Book 8: Friendship or Love.

Chapter 10: Of the three forms of constitution.

Now, of constitutions there are three kinds, and an equal number of perverted forms, which are, so to speak, corruptions of these. Constitutions proper are kingly government and aristocracy; and, thirdly, there is a form of government based upon an assessment of property, which should strictly be called timocracy, though most people are wont to speak of it as constitutional government simply.

Of these, kingly government is the best and timocracy the worst. The perversion of kingly government is tyranny: both are monarchies, but there is a vast difference between them; for the tyrant seeks his own interest, the king seeks the interest of his subjects. For he is not properly a king who is not self-sufficient and superabundantly furnished with all that is good; such a man wants nothing more; his own advantage, then, will not be his aim, but that of his subjects. A man of another character than this could only be the sort of king that is chosen by lot.

Tyranny is the opposite of kingly rule, because the tyrant seeks his own good; and of this government it is quite obvious that it is the worst of all: we may add that the opposite of the best must be the worst.

Kingly government degenerates into tyranny; for tyranny is a vicious form of monarchy: the bad king, then, becomes a tyrant.

Aristocracy degenerates into oligarchy through the vice of the rulers, who, instead of distributing public property and honours according to merit, take all or most of the good things for themselves, and give the offices always to the same people, setting the greatest store by wealth; you have, then, a small number of bad men in power, in place of the best men.

Lastly, timocracy degenerates into democracy: and indeed they border closely upon each other; for even timocracy is intended to be government by the multitude, and all those who have the property qualification are equal.

Democracy is the least bad [of the corrupt forms], for it is but a slight departure from the corresponding form of constitution.

These, then, are the ways in which the several constitutions are most apt to change; for these are the directions in which the change is slightest, and encounters the least resistance.

Likenesses of these forms of government and patterns of them, so to speak, may be found in families. For instance, the association of father and sons has the form of kingly rule; for the father cares for his children.
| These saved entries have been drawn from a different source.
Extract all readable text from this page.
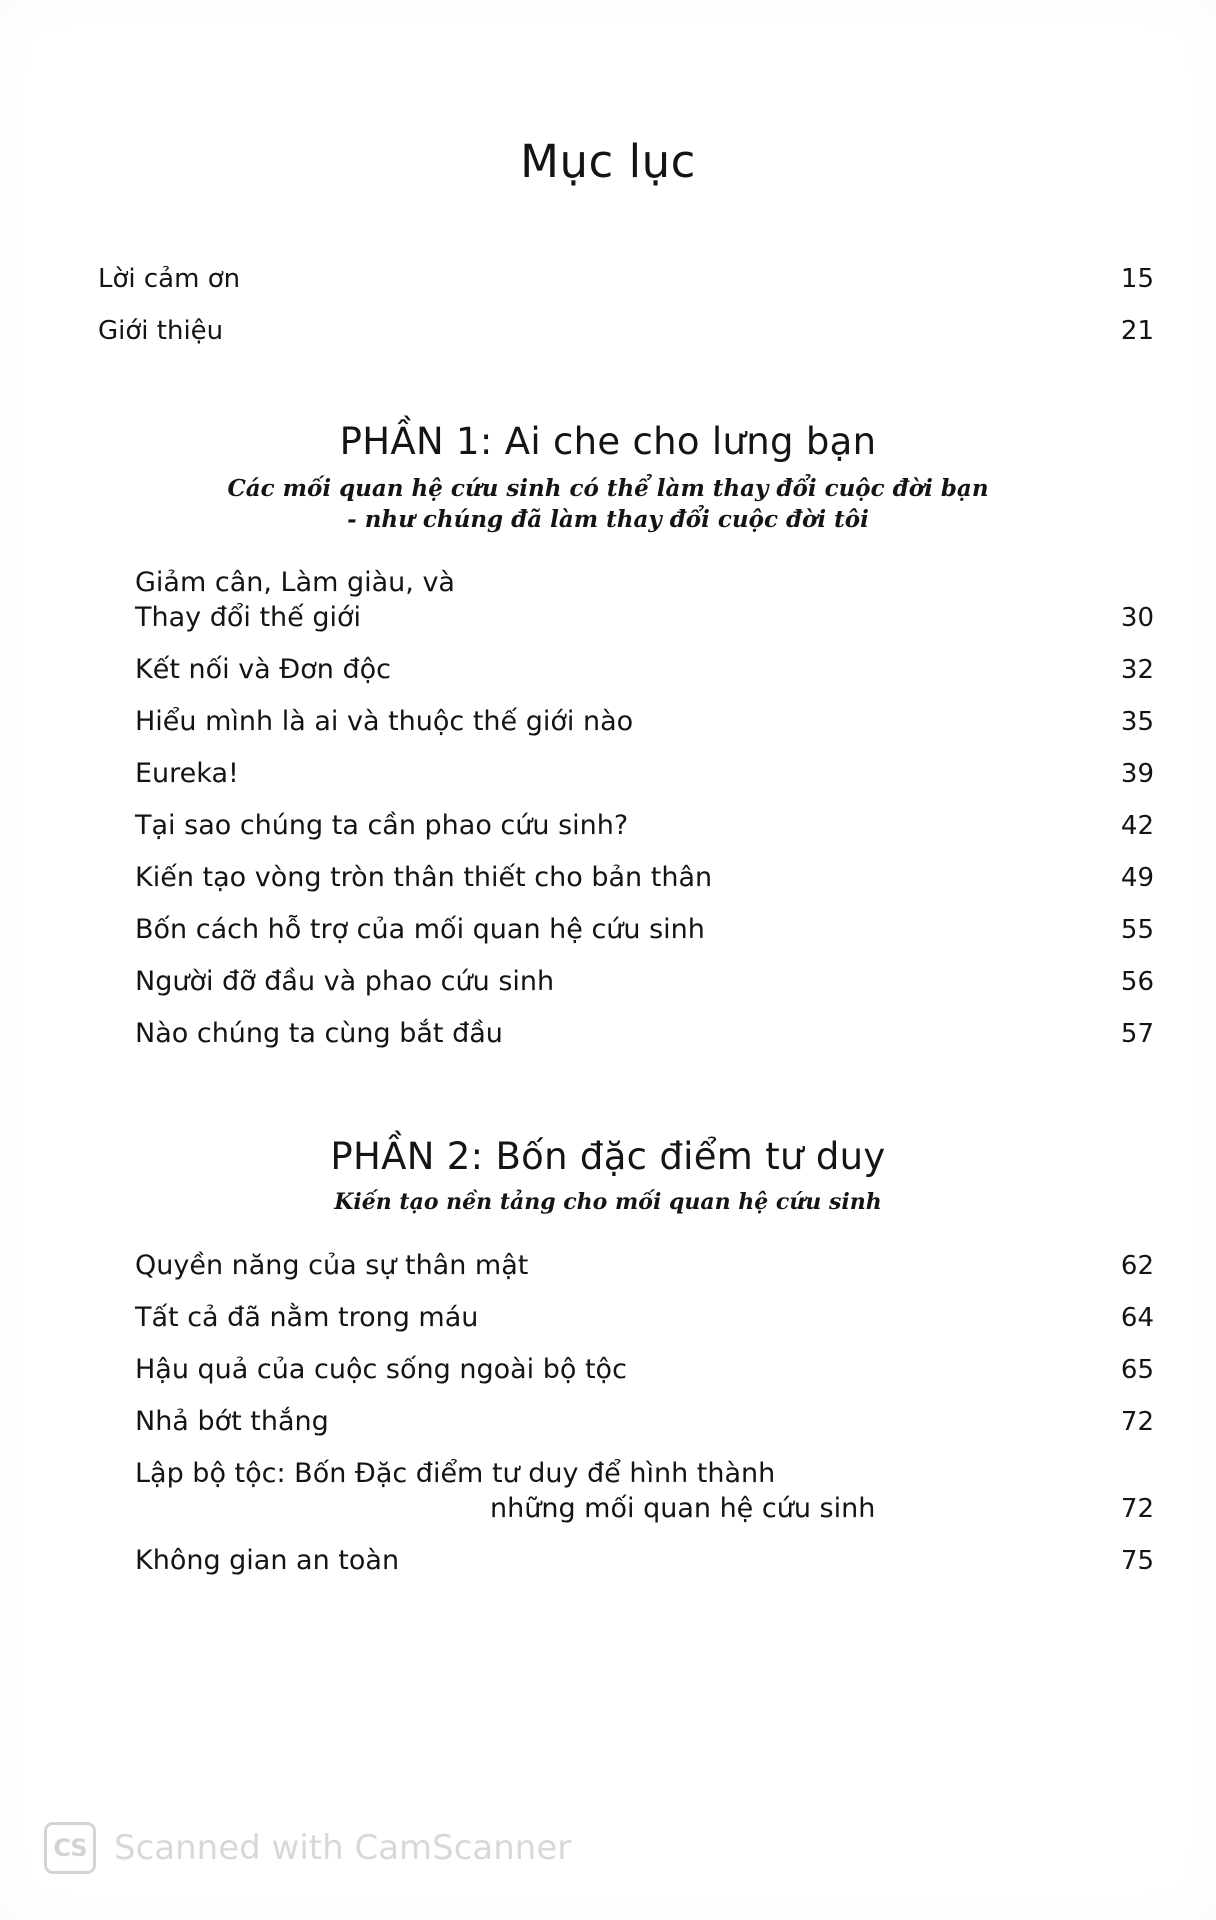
Mục lục
Lời cảm ơn	15
Giới thiệu	21
PHẦN 1: Ai che cho lưng bạn
Các mối quan hệ cứu sinh có thể làm thay đổi cuộc đời bạn
- như chúng đã làm thay đổi cuộc đời tôi
Giảm cân, Làm giàu, và
Thay đổi thế giới	30
Kết nối và Đơn độc	32
Hiểu mình là ai và thuộc thế giới nào	35
Eureka!	39
Tại sao chúng ta cần phao cứu sinh?	42
Kiến tạo vòng tròn thân thiết cho bản thân	49
Bốn cách hỗ trợ của mối quan hệ cứu sinh	55
Người đỡ đầu và phao cứu sinh	56
Nào chúng ta cùng bắt đầu	57
PHẦN 2: Bốn đặc điểm tư duy
Kiến tạo nền tảng cho mối quan hệ cứu sinh
Quyền năng của sự thân mật	62
Tất cả đã nằm trong máu	64
Hậu quả của cuộc sống ngoài bộ tộc	65
Nhả bớt thắng	72
Lập bộ tộc: Bốn Đặc điểm tư duy để hình thành
những mối quan hệ cứu sinh	72
Không gian an toàn	75
CS Scanned with CamScanner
This, also, is the reason why Homer addresses Zeus as father; for kingly government aims at being a paternal government. But in Persia the association of father and son is tyrannical; for fathers there use their sons as slaves. The association of master and slave is also tyrannical; for it is the interest of the master that is secured by it. But this seems to be a legitimate kind of tyranny, while the Persian kind seems to be wrong; for different beings require different kinds of government.

The association of man and wife seems to be aristocratic: for the husband bears rule proportionate to his worth, i.e. he rules in those matters which are his province; but he entrusts to his wife those matters that properly belong to her. But when the man lords it in all things, he perverts this relation into an oligarchical one; for he then takes rule where he is not entitled to it, and not only in those matters in which he is better. Sometimes, on the other hand, the wife rules because she is an heiress. In these cases authority is not proportionate to merit, but is given on the ground of wealth and influence, just as in oligarchies.

The association of brothers resembles a timocracy; for they are equal except in so far as they differ in age. On this account, if they differ very widely in age, their friendship can no longer be a brotherly friendship.

A democratic form of association is chiefly found in those households which have no master (for there all are on a footing of equality), or where the head of the house is weak, and every one does what he likes.